Saturday, April 13, 2013

"Only Two?"

You know the way we get about the unsourced anecdotes that preachers use in sermons?  Eric Naiman gets that way, too, but he is a thousand times more dogged in his pursuit of the truth.

Some years ago, a biography of Dickens included a fascinating anecdote.  The great English writer was visited by no less than Dostoevsky, to whom he opened his creative soul.  Dickens confessed that, in his many novels, all the heroes and heroines were the people he wished that he had been, and all the villains were the person he felt he truly was.  There were two people inside him, from whom all his characters had grown.  To which Dostoevsky responded, in a murmur, "Only two people?"  The implication is that a truly great writer contains multitudes.

Great story, right?  It never happened.

Oh, you'll find it in books, published by scholars and properly footnoted.  But it never happened.

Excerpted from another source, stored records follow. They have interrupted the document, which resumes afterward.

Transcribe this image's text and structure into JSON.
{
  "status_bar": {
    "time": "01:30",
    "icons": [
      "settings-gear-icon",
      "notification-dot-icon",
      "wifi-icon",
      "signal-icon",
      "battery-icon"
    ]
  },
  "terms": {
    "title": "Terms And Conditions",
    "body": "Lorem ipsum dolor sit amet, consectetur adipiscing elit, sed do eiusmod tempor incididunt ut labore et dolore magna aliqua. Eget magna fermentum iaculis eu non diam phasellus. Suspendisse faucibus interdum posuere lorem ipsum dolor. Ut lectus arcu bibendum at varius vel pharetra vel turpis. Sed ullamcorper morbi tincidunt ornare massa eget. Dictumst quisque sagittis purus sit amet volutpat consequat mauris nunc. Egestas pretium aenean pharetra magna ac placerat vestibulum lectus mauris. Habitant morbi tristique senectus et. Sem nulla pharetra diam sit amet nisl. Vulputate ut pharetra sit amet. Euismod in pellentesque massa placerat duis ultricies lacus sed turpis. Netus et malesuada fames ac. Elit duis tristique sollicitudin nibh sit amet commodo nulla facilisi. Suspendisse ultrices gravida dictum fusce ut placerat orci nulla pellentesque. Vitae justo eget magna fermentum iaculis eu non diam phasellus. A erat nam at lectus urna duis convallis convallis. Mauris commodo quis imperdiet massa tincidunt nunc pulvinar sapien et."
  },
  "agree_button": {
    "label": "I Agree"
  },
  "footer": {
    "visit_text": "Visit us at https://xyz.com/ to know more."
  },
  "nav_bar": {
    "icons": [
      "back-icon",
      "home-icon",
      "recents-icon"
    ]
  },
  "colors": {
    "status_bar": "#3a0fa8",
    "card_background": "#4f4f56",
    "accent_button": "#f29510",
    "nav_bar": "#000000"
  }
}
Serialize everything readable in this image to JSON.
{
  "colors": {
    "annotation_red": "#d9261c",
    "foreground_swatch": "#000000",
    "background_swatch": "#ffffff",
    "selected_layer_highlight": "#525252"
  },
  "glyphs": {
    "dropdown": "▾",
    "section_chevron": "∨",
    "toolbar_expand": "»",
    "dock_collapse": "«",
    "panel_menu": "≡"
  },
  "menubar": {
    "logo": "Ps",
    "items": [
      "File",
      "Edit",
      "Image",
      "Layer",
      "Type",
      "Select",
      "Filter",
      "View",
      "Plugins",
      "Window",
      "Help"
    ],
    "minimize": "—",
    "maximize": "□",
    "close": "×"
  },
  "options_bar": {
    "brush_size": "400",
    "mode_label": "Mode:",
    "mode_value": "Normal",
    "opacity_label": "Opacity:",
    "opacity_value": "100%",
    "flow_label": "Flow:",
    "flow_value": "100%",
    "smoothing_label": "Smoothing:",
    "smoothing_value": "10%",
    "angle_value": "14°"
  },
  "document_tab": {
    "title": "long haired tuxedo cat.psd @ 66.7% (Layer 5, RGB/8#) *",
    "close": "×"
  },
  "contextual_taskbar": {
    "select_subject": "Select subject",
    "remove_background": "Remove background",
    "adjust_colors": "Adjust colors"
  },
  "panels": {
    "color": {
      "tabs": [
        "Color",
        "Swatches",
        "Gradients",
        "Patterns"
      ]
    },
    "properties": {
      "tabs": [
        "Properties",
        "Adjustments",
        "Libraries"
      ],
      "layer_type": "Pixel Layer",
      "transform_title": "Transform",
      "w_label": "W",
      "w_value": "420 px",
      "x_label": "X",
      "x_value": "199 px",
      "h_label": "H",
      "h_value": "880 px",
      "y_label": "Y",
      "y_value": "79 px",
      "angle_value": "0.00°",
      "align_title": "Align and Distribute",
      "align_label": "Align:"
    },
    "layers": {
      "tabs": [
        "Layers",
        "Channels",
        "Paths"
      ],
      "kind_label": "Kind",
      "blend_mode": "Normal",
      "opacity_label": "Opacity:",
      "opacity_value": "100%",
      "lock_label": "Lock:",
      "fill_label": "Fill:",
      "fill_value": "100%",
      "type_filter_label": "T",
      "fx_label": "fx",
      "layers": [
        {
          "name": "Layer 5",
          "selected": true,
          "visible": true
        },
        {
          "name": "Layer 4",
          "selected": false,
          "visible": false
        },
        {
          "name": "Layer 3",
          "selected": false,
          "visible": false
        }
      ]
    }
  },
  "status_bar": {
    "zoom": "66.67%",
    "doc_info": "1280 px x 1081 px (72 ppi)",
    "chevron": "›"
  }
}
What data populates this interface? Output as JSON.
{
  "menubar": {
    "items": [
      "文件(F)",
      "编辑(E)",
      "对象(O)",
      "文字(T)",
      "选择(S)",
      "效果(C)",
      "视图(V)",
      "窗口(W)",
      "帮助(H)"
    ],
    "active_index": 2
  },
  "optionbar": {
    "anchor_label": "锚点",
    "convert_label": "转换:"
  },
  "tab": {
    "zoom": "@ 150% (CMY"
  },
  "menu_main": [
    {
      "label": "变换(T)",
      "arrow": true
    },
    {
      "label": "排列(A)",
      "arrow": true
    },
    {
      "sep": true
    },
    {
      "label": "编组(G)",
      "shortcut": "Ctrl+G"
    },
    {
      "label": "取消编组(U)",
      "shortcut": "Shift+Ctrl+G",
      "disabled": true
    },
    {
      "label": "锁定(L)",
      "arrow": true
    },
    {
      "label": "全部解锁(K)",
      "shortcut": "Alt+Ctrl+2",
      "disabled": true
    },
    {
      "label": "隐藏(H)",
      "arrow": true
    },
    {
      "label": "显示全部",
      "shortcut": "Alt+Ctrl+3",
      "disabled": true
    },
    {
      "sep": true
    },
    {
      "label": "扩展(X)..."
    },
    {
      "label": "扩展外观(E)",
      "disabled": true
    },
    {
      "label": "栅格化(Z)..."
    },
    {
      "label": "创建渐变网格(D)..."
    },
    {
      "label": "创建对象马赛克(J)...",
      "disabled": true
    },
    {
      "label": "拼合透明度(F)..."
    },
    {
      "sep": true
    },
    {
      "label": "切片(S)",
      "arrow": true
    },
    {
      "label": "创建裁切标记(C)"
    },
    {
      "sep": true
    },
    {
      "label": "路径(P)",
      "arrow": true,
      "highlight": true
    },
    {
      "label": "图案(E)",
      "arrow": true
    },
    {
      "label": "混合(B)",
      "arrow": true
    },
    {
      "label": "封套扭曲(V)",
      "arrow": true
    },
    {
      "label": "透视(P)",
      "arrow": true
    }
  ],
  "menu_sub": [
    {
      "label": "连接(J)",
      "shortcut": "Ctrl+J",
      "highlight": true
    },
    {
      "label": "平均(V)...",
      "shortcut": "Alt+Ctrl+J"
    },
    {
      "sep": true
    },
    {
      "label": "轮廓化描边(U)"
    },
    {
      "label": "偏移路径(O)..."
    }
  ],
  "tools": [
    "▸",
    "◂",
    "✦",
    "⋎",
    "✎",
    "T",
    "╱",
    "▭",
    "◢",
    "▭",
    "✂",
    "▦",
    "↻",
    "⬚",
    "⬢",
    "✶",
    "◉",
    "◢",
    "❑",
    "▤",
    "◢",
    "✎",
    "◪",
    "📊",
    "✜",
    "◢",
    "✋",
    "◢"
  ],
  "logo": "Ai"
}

Naiman describes the effort of other suspicious scholars, who track this story to its apparent source, a short and comparatively recent essay by an otherwise unknown writer named Stephanie Harvey.  But Harvey cannot be contacted; an editor trying to ask her some questions gets a note from her sister, explaining that she has been in a terrible car accident and suffered brain damage.

Naiman tries to check Harvey;s putative source for the anecdote, which proves to be a Soviet-era journal published in Kazakhstan.  One of which no Slavic scholar has ever heard, and of which Kazakh librarians can find not trace.  And this is only the beginng

Exploring the mystery of Stephanie Harvey, Naiman enters a bizarre funhouse, filled with mirrors which reflect each other.  One unknown writer after another appears, all copying from each other and reviewing each other's books -- sometimes to praise them, sometimes to damn them.  One can only imagine that, back of it all, John Barth is laughing in his beer.

And there's lots of sex in the story, too, including a great deal about nipples and aureloae.

The whole bizarre story of a hoax -- if the story is not itself a hoax! -- appears in TLS.  It's long, but absolutely delightful.